Your children are a major part of your life, and that's why it's so frustrating that you're having to go through a divorce. You know that a divorce is going to disrupt them and cause a lot of anxieties. Even in the best-case situation, they are going to have questions, fears and anxieties that you have to address.
When you're going through a divorce, your children have to come first. That's why one of the first things you should discuss is your child custody schedule.
Your child custody schedule doesn't have to mirror anyone else's, which is what is so wonderful about it. You and your spouse can talk about an arrangement that you both think will work and implement it, even if that seems unusual to outsiders. For example, maybe you'll have custody for one month at a time because it allows you both to adjust your work schedules to share more time at home when your kids are with you. Perhaps you'll make arrangements to work alternating job schedules and switch custody every morning or night. Depending on how closely you live together, there are plenty of options for your kids to see both of you regularly.
Is there a custody schedule that children benefit from most?
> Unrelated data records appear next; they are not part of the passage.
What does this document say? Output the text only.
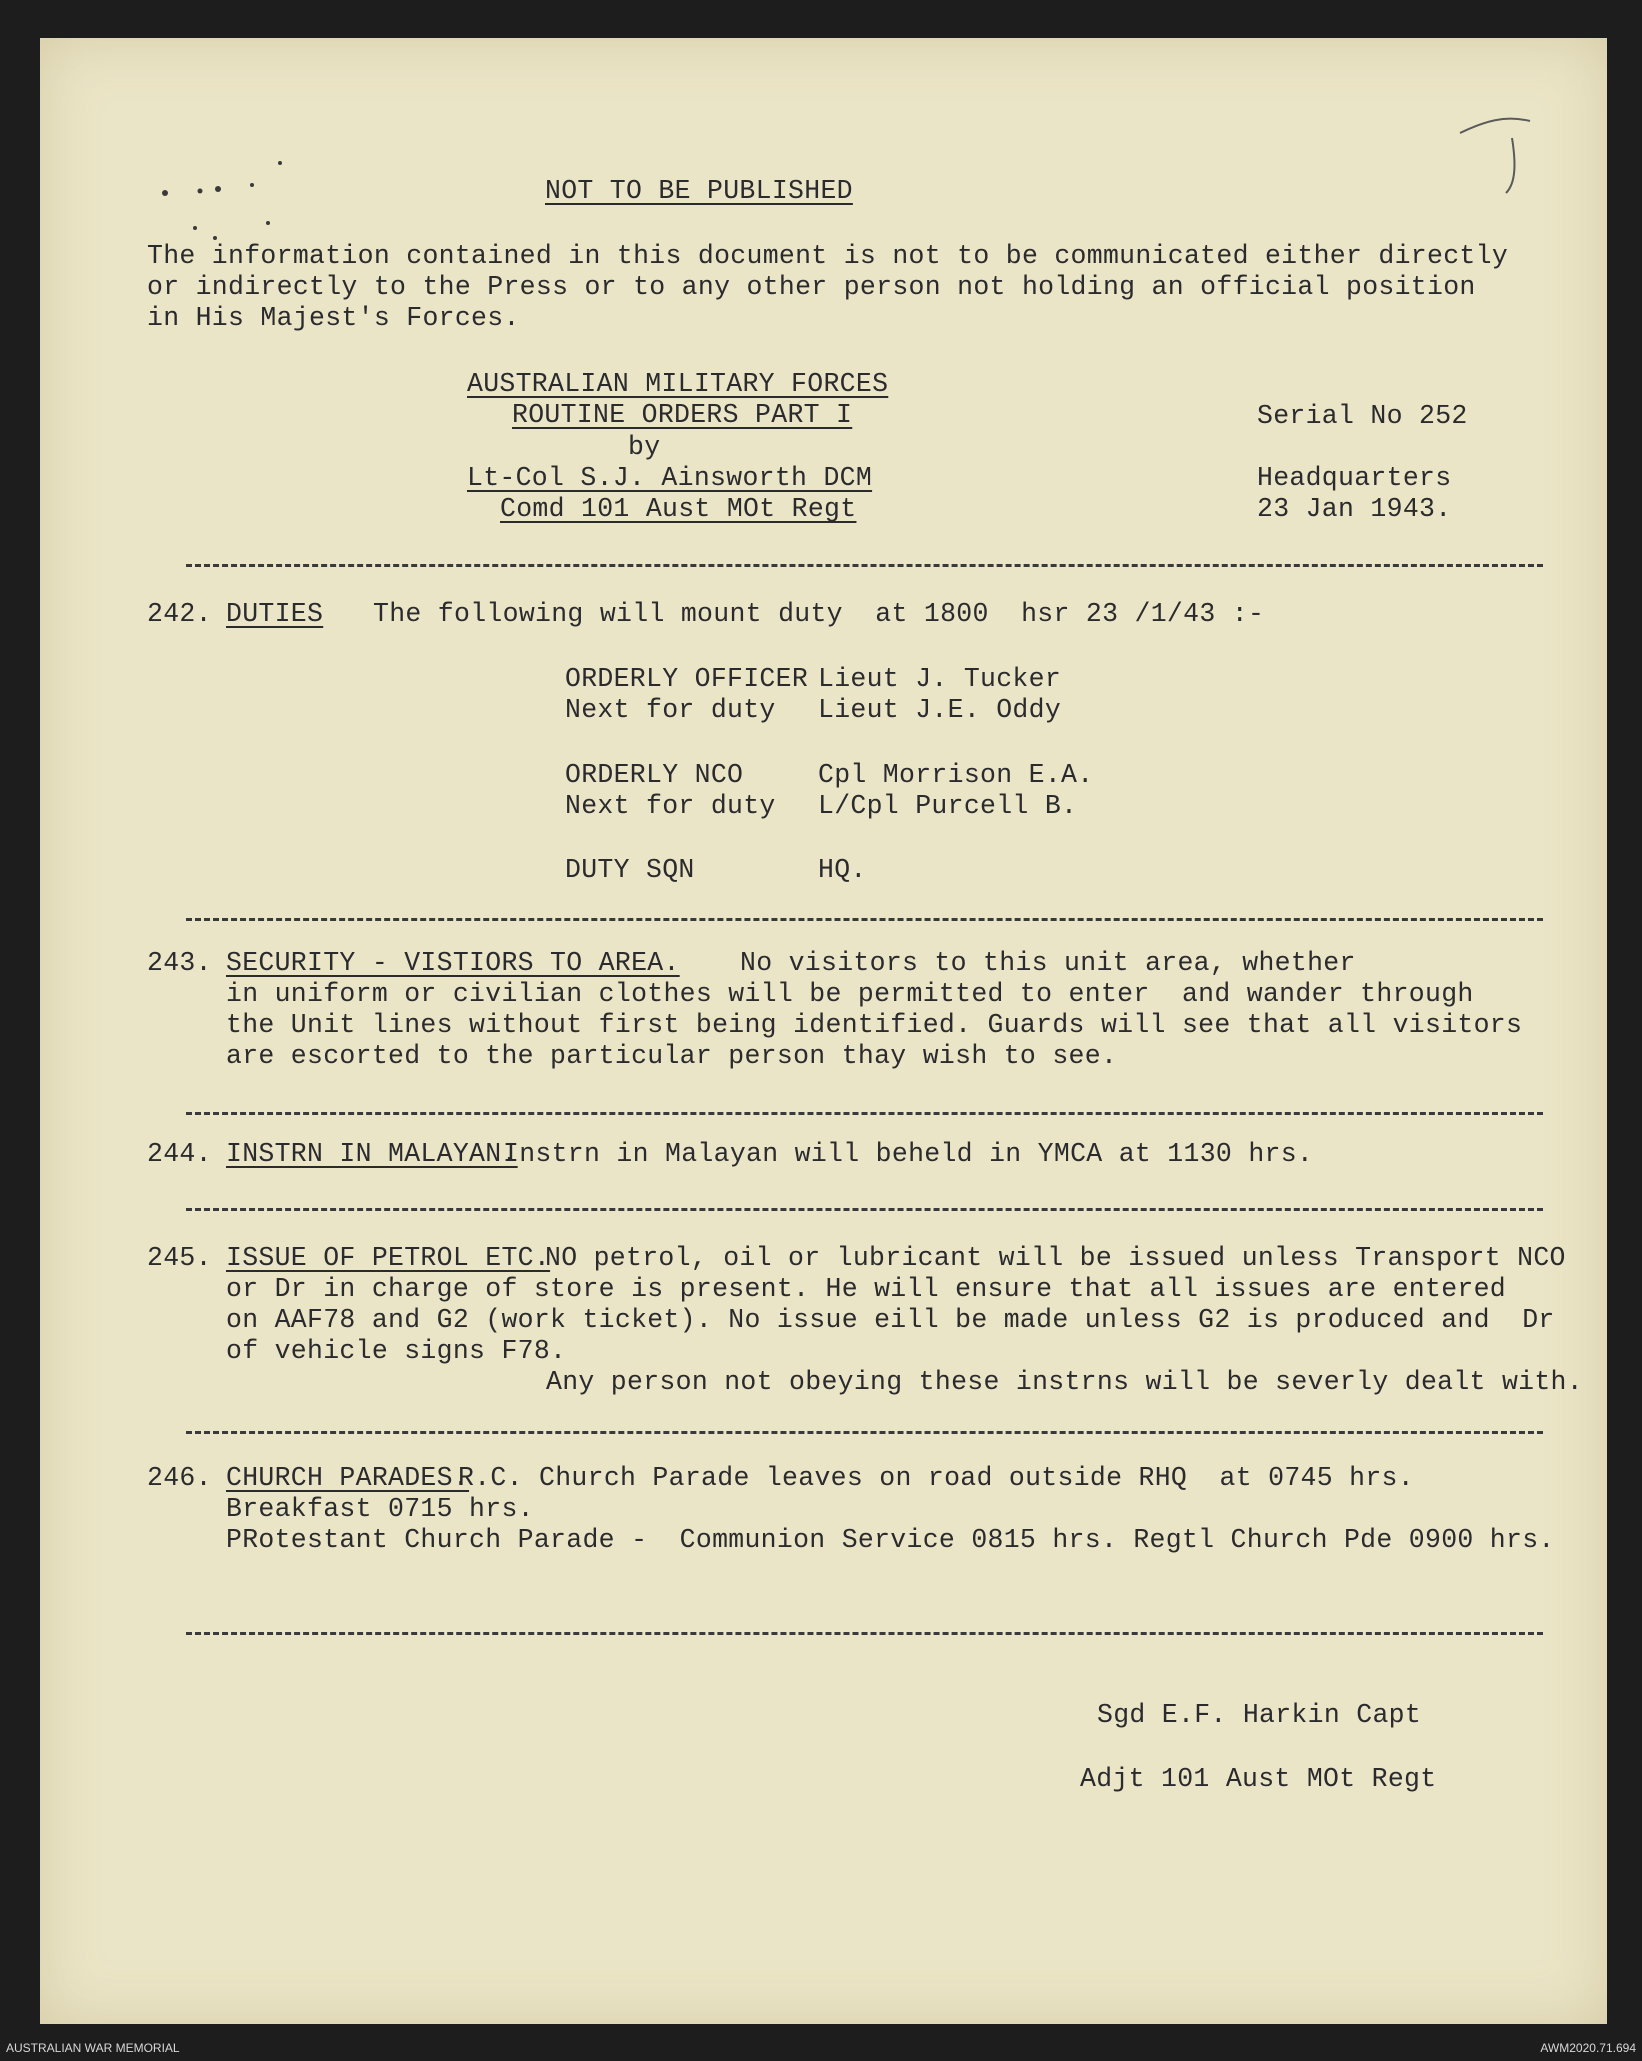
NOT TO BE PUBLISHED
The information contained in this document is not to be communicated either directly
or indirectly to the Press or to any other person not holding an official position
in His Majest's Forces.
AUSTRALIAN MILITARY FORCES
ROUTINE ORDERS PART I
by
Lt-Col S.J. Ainsworth DCM
Comd 101 Aust MOt Regt
Serial No 252
Headquarters
23 Jan 1943.
242. DUTIES The following will mount duty  at 1800  hsr 23 /1/43 :-
ORDERLY OFFICER Lieut J. Tucker
Next for duty Lieut J.E. Oddy
ORDERLY NCO	Cpl Morrison E.A.
Next for duty L/Cpl Purcell B.
DUTY SQN	HQ.
243. SECURITY - VISTIORS TO AREA. No visitors to this unit area, whether
in uniform or civilian clothes will be permitted to enter  and wander through
the Unit lines without first being identified. Guards will see that all visitors
are escorted to the particular person thay wish to see.
244. INSTRN IN MALAYAN.
Instrn in Malayan will beheld in YMCA at 1130 hrs.
245. ISSUE OF PETROL ETC.
NO petrol, oil or lubricant will be issued unless Transport NCO
or Dr in charge of store is present. He will ensure that all issues are entered
on AAF78 and G2 (work ticket). No issue eill be made unless G2 is produced and  Dr
of vehicle signs F78.
Any person not obeying these instrns will be severly dealt with.
246. CHURCH PARADES.
R.C. Church Parade leaves on road outside RHQ  at 0745 hrs.
Breakfast 0715 hrs.
PRotestant Church Parade -  Communion Service 0815 hrs. Regtl Church Pde 0900 hrs.
Sgd E.F. Harkin Capt
Adjt 101 Aust MOt Regt
AUSTRALIAN WAR MEMORIAL	AWM2020.71.694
There is not a specific schedule that is used most, but something that will help you is realizing that your children or child needs stability. So, if you decide to alternate weeks, you should make sure that you stick to that schedule as often as possible. Children also do better when they share time with both parents relatively equally.
If you can, add flexibility to your arrangements, so there won't be disputes about what happens if your child is sick or decides to go on a trip with friends. Talk about every possible scenario, so you have a game plan for how to handle your custody arrangements moving forward.
When you talk to your attorney, you can present a custody schedule if you and your partner have already discussed what you'd like to do. As long as it is agreeable and fair, your attorney can draw it up into a binding document and submit it to a judge for approval. What matters most in cases like these is that both parents are on the same page and willing to work together to create a situation that is in their children's best interests.